When Trump became the third president to oversee the Afghanistan War, he announced a new strategy at Fort Myer in Arlington, Virginia. Although President Trump had made campaign promises to withdraw U.S forces from Afghanistan, National Security Advisor H.R. McMaster and Defense Secretary James Mattis were able to convince President Trump to stay in the war. As Kimberly Kagan of the Institute for the Study of War says: “If America’s experience in Iraq offers any single, unambiguous lesson, it is the folly of just walking away. The United States must not repeat this mistake in Afghanistan. Isolation and disengagement have severely damaged American credibility and security, as can be seen most dramatically in Ukraine today…. Among other things, it would hand al-Qaeda yet another unearned victory after much effort and sacrifice had driven it to the brink of defeat.” Leaving a power vacuum would allow the Taliban to quickly take back control of the government and give a safe haven to al-Qaeda, eroding any progress that the U.S. has made.

Although his speech was deliberately vague, President Trump did make a concrete policy change by announcing an end to timetables on U.S forces: “Conditions on the ground, not arbitrary timetables, will guide our strategy from now on.” The Obama strategy of using timetables to gradually withdraw U.S. troops from Afghanistan enabled the Taliban to simply wait out the United States. This change is an important step in winning the war, but this is just one part of the reforms the military must make to change the tide of the war.

Leaving a power vacuum would allow the Taliban to quickly take back control of the government and give a safe haven to al-Qaeda, eroding any progress that the U.S. has made.”

— Gus Beringer

The main obstacle the Trump administration will face in the Afghanistan War is the opium trade. According to Professor of History at the University of Wisconsin-Madison Alfred McCoy, “In the almost fifteen years of continuous combat since the US invasion of 2001, pacification efforts have failed to curtail the Taliban insurgency largely because the United States could not control the swelling surplus from the county’s heroin trade. As opium production surged from a minimal 180 tons to a monumental 8,200 in the first five years of US occupation, Afghanistan’s soil seemed to have been sown with the dragon’s teeth of ancient Greek myth. Every poppy harvest yielded a new crop of teenaged fighters for the Taliban’s growing guerrilla army.” Because the U.S. has not attacked the source of funding, the Taliban has continued to grow despite the U.S. invasion.

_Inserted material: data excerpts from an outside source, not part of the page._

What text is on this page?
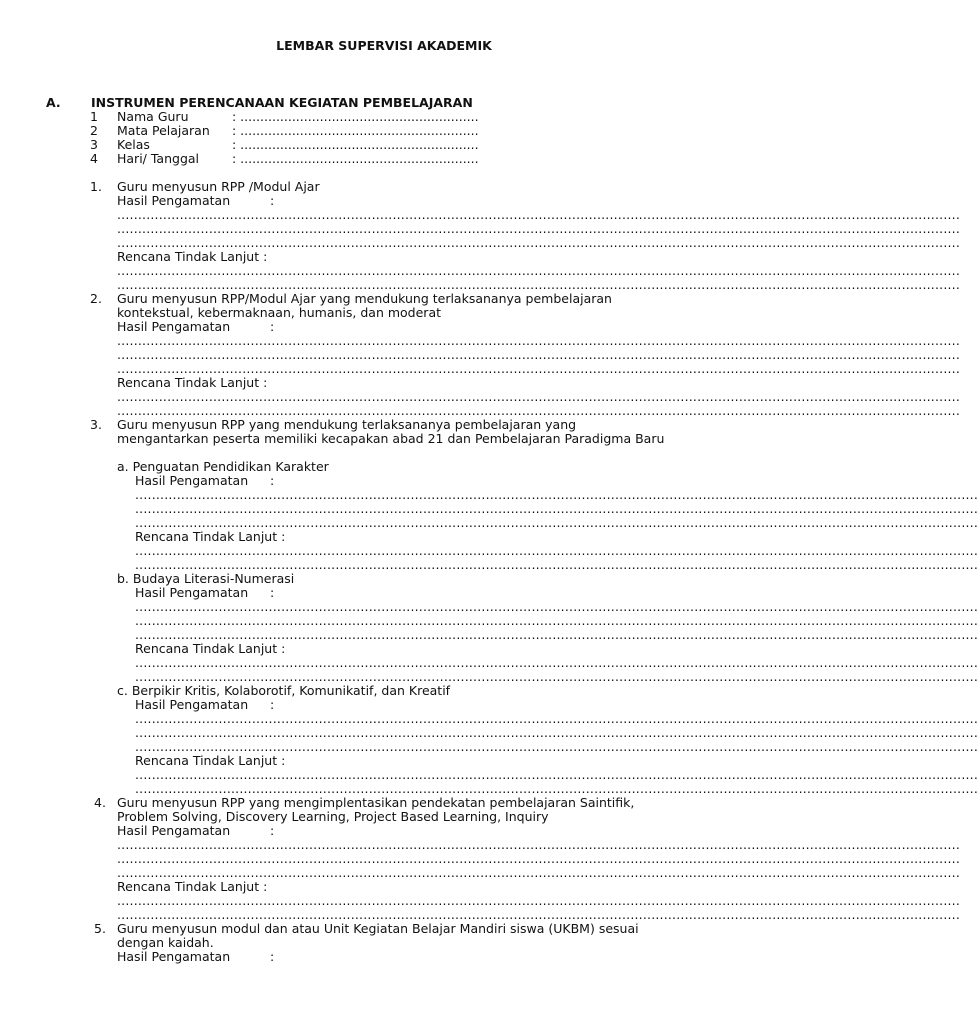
LEMBAR SUPERVISI AKADEMIK
A. INSTRUMEN PERENCANAAN KEGIATAN PEMBELAJARAN
1 Nama Guru	: ............................................................
2 Mata Pelajaran : ............................................................
3 Kelas	: ............................................................
4 Hari/ Tanggal	: ............................................................
1. Guru menyusun RPP /Modul Ajar
Hasil Pengamatan	:
..........................................................................................................................................................................................................
..........................................................................................................................................................................................................
..........................................................................................................................................................................................................
Rencana Tindak Lanjut :
..........................................................................................................................................................................................................
..........................................................................................................................................................................................................
2. Guru menyusun RPP/Modul Ajar yang mendukung terlaksananya pembelajaran
kontekstual, kebermaknaan, humanis, dan moderat
Hasil Pengamatan	:
..........................................................................................................................................................................................................
..........................................................................................................................................................................................................
..........................................................................................................................................................................................................
Rencana Tindak Lanjut :
..........................................................................................................................................................................................................
..........................................................................................................................................................................................................
3. Guru menyusun RPP yang mendukung terlaksananya pembelajaran yang
mengantarkan peserta memiliki kecapakan abad 21 dan Pembelajaran Paradigma Baru
a. Penguatan Pendidikan Karakter
Hasil Pengamatan :
..........................................................................................................................................................................................................
..........................................................................................................................................................................................................
..........................................................................................................................................................................................................
Rencana Tindak Lanjut :
..........................................................................................................................................................................................................
..........................................................................................................................................................................................................
b. Budaya Literasi-Numerasi
Hasil Pengamatan :
..........................................................................................................................................................................................................
..........................................................................................................................................................................................................
..........................................................................................................................................................................................................
Rencana Tindak Lanjut :
..........................................................................................................................................................................................................
..........................................................................................................................................................................................................
c. Berpikir Kritis, Kolaborotif, Komunikatif, dan Kreatif
Hasil Pengamatan :
..........................................................................................................................................................................................................
..........................................................................................................................................................................................................
..........................................................................................................................................................................................................
Rencana Tindak Lanjut :
..........................................................................................................................................................................................................
..........................................................................................................................................................................................................
4. Guru menyusun RPP yang mengimplentasikan pendekatan pembelajaran Saintifik,
Problem Solving, Discovery Learning, Project Based Learning, Inquiry
Hasil Pengamatan	:
..........................................................................................................................................................................................................
..........................................................................................................................................................................................................
..........................................................................................................................................................................................................
Rencana Tindak Lanjut :
..........................................................................................................................................................................................................
..........................................................................................................................................................................................................
5. Guru menyusun modul dan atau Unit Kegiatan Belajar Mandiri siswa (UKBM) sesuai
dengan kaidah.
Hasil Pengamatan	:
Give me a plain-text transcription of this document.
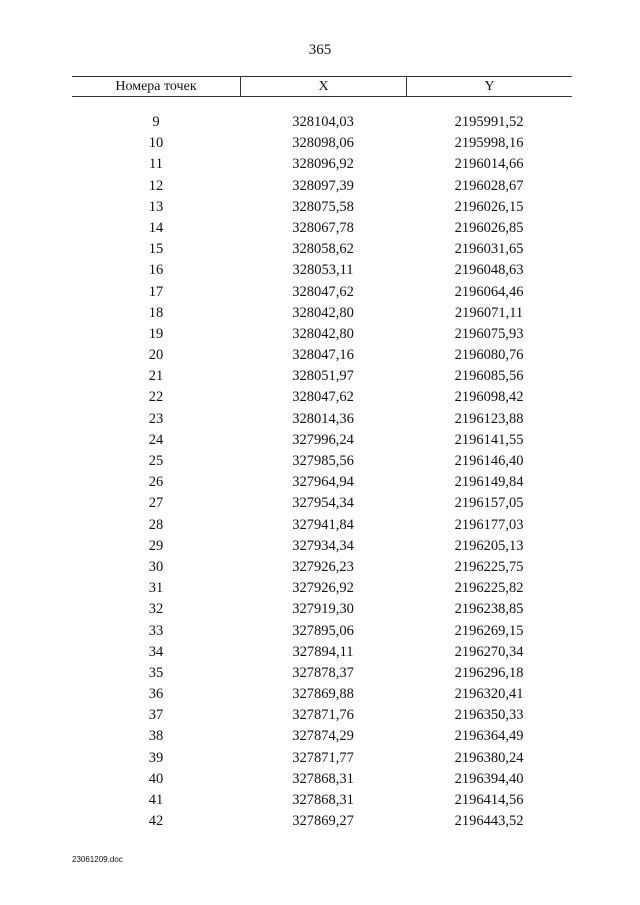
365
Номера точек	X	Y
9	328104,03	2195991,52
10	328098,06	2195998,16
11	328096,92	2196014,66
12	328097,39	2196028,67
13	328075,58	2196026,15
14	328067,78	2196026,85
15	328058,62	2196031,65
16	328053,11	2196048,63
17	328047,62	2196064,46
18	328042,80	2196071,11
19	328042,80	2196075,93
20	328047,16	2196080,76
21	328051,97	2196085,56
22	328047,62	2196098,42
23	328014,36	2196123,88
24	327996,24	2196141,55
25	327985,56	2196146,40
26	327964,94	2196149,84
27	327954,34	2196157,05
28	327941,84	2196177,03
29	327934,34	2196205,13
30	327926,23	2196225,75
31	327926,92	2196225,82
32	327919,30	2196238,85
33	327895,06	2196269,15
34	327894,11	2196270,34
35	327878,37	2196296,18
36	327869,88	2196320,41
37	327871,76	2196350,33
38	327874,29	2196364,49
39	327871,77	2196380,24
40	327868,31	2196394,40
41	327868,31	2196414,56
42	327869,27	2196443,52
23061209.doc
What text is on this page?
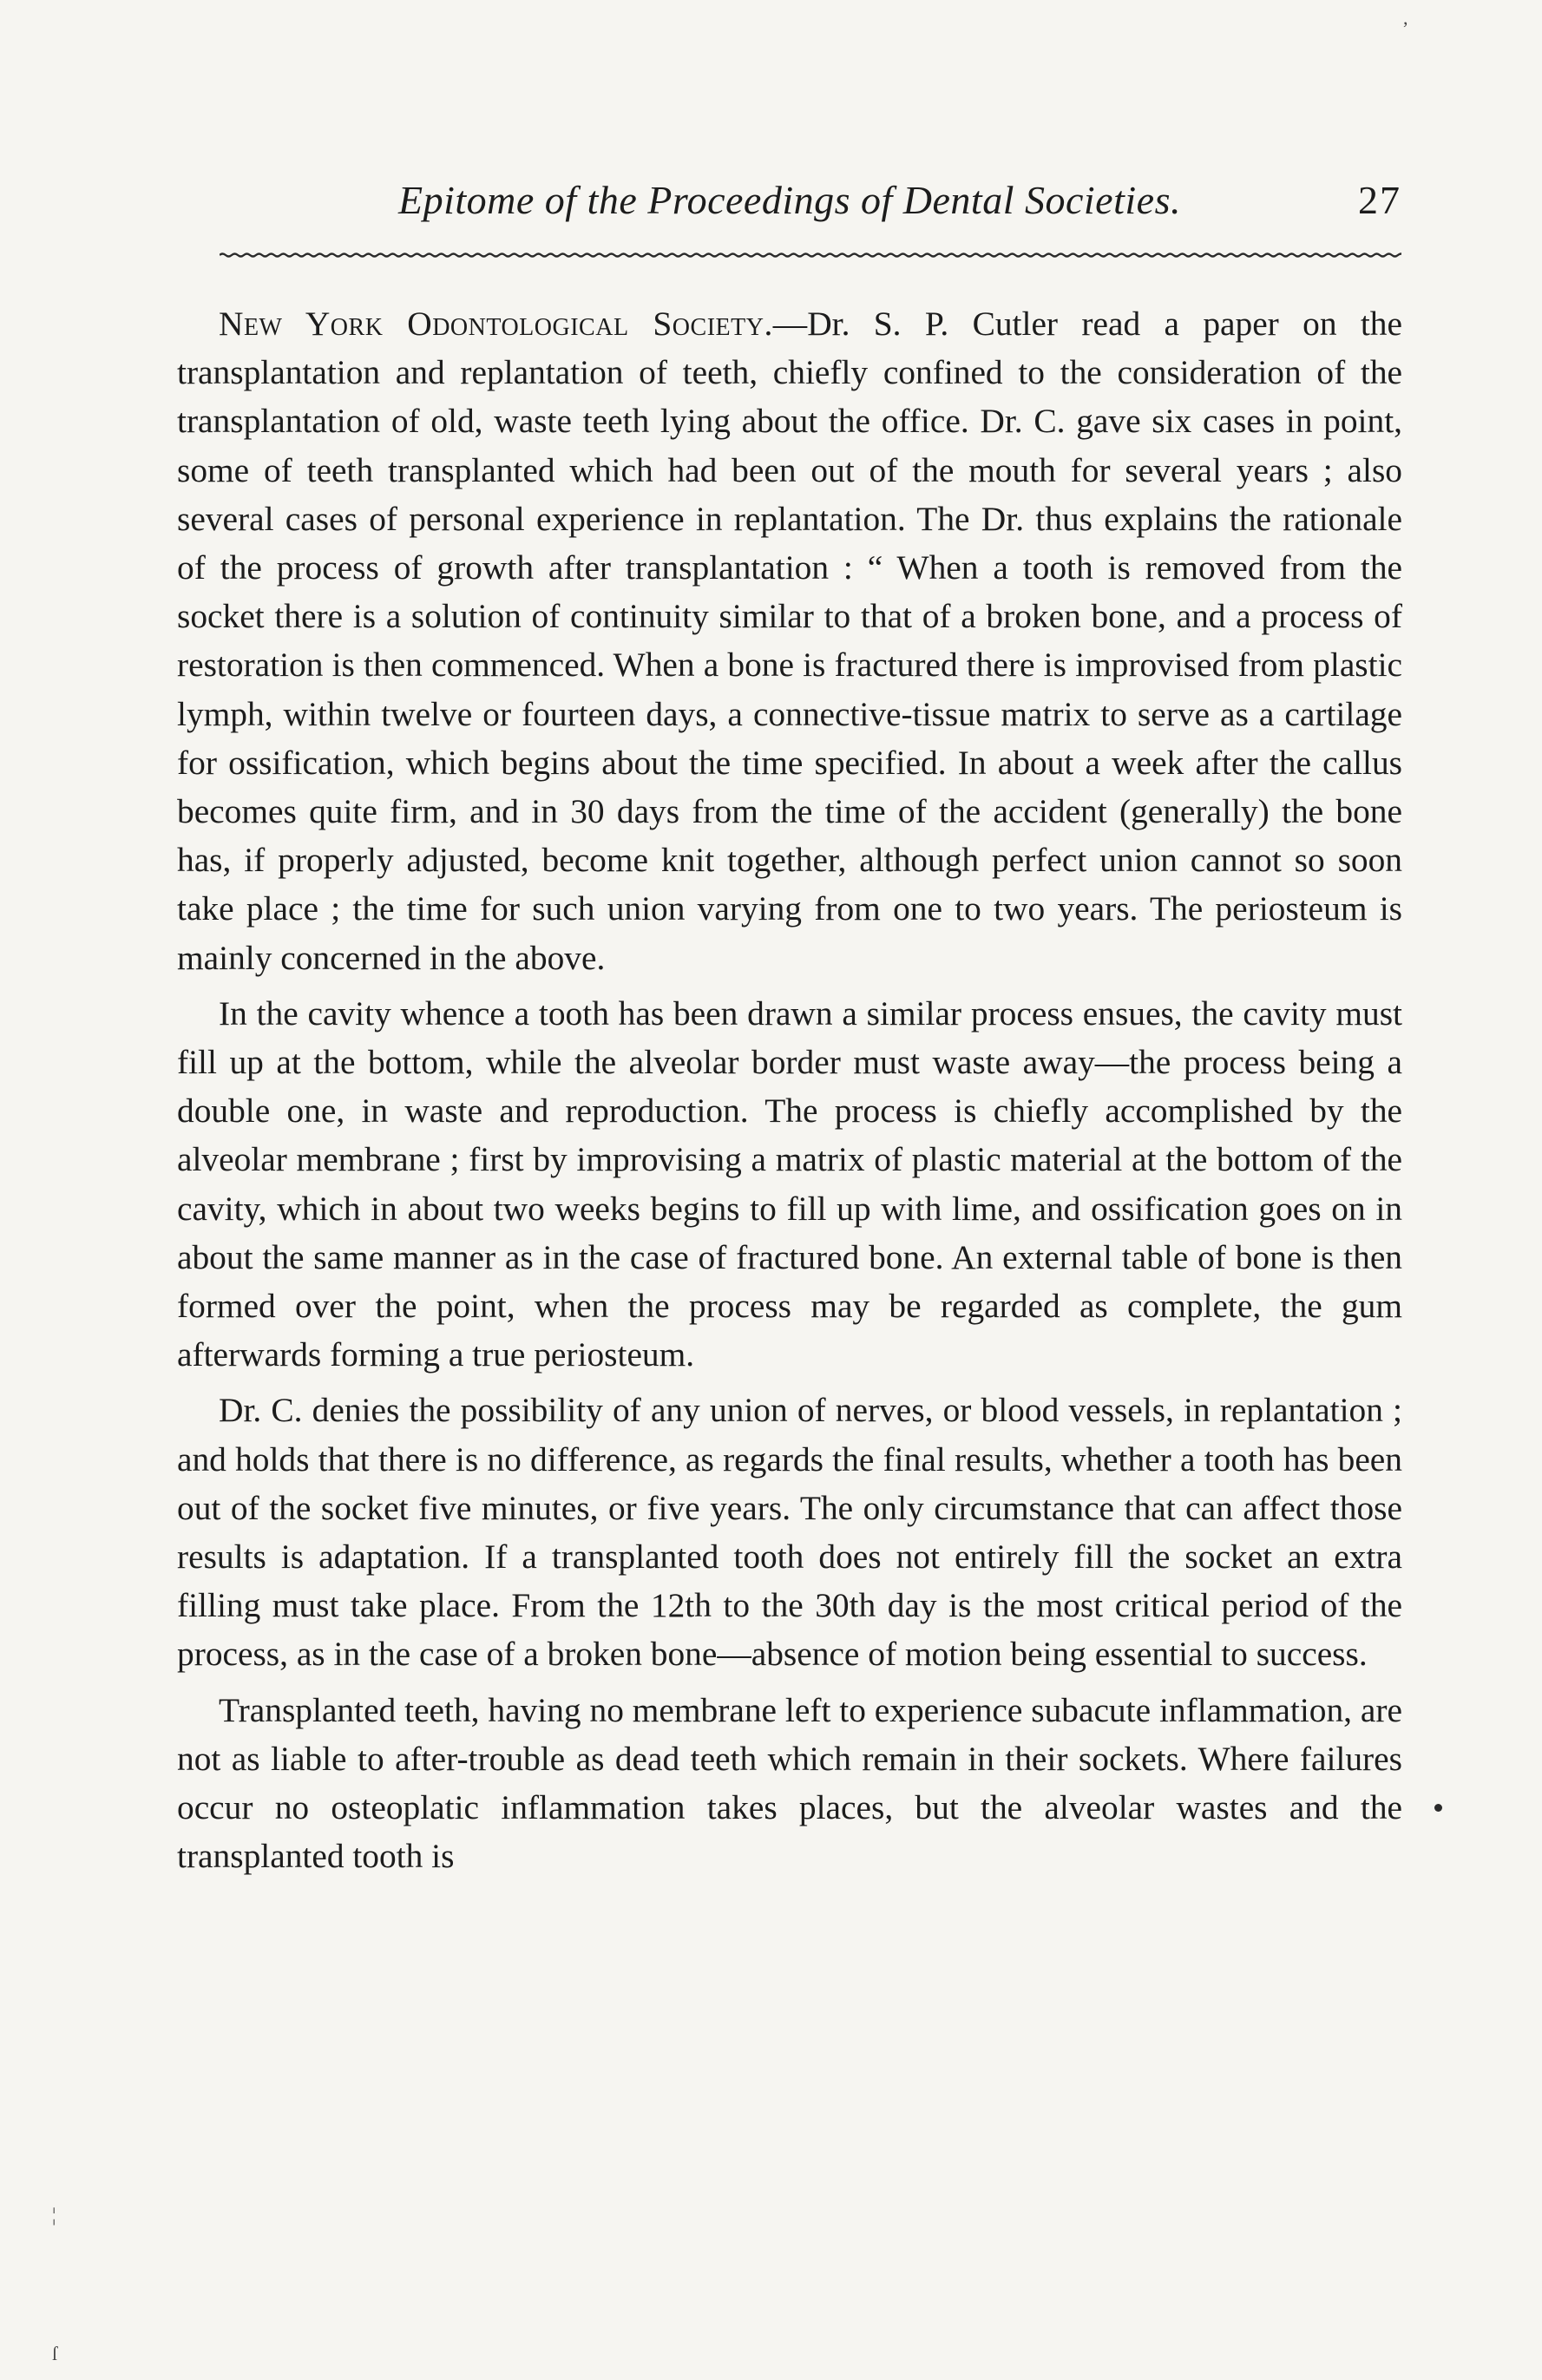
Epitome of the Proceedings of Dental Societies.	27

New York Odontological Society.—Dr. S. P. Cutler read a paper on the transplantation and replantation of teeth, chiefly confined to the consideration of the transplantation of old, waste teeth lying about the office. Dr. C. gave six cases in point, some of teeth transplanted which had been out of the mouth for several years ; also several cases of personal experience in replantation. The Dr. thus explains the rationale of the process of growth after transplantation : “ When a tooth is removed from the socket there is a solution of continuity similar to that of a broken bone, and a process of restoration is then commenced. When a bone is fractured there is improvised from plastic lymph, within twelve or fourteen days, a connective-tissue matrix to serve as a cartilage for ossification, which begins about the time specified. In about a week after the callus becomes quite firm, and in 30 days from the time of the accident (generally) the bone has, if properly adjusted, become knit together, although perfect union cannot so soon take place ; the time for such union varying from one to two years. The periosteum is mainly concerned in the above.

In the cavity whence a tooth has been drawn a similar process ensues, the cavity must fill up at the bottom, while the alveolar border must waste away—the process being a double one, in waste and reproduction. The process is chiefly accomplished by the alveolar membrane ; first by improvising a matrix of plastic material at the bottom of the cavity, which in about two weeks begins to fill up with lime, and ossification goes on in about the same manner as in the case of fractured bone. An external table of bone is then formed over the point, when the process may be regarded as complete, the gum afterwards forming a true periosteum.

Dr. C. denies the possibility of any union of nerves, or blood vessels, in replantation ; and holds that there is no difference, as regards the final results, whether a tooth has been out of the socket five minutes, or five years. The only circumstance that can affect those results is adaptation. If a transplanted tooth does not entirely fill the socket an extra filling must take place. From the 12th to the 30th day is the most critical period of the process, as in the case of a broken bone—absence of motion being essential to success.

Transplanted teeth, having no membrane left to experience subacute inflammation, are not as liable to after-trouble as dead teeth which remain in their sockets. Where failures occur no osteoplatic inflammation takes places, but the alveolar wastes and the transplanted tooth is

,
¦
ſ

However, the U.S. can’t easily stop opium production. When the provincial governor Gulab Mangal visited the town Marja in the Helmand province, a widow told him that, “If they come with tractors, I will lie down in front of the tractors and they will have to roll over me and kill me before they can kill my poppy.” Afghanistan’s economy is addicted to opium. The Trump Administration will have no easy options for ending the trade in Afghanistan.

The state of perpetual war can’t continue. The Trump Administration must find some way to bring an end to America’s longest war. Just packing up and leaving will not save Afghanistan, but we can not stay without solving the inherent problems that keep the Taliban alive.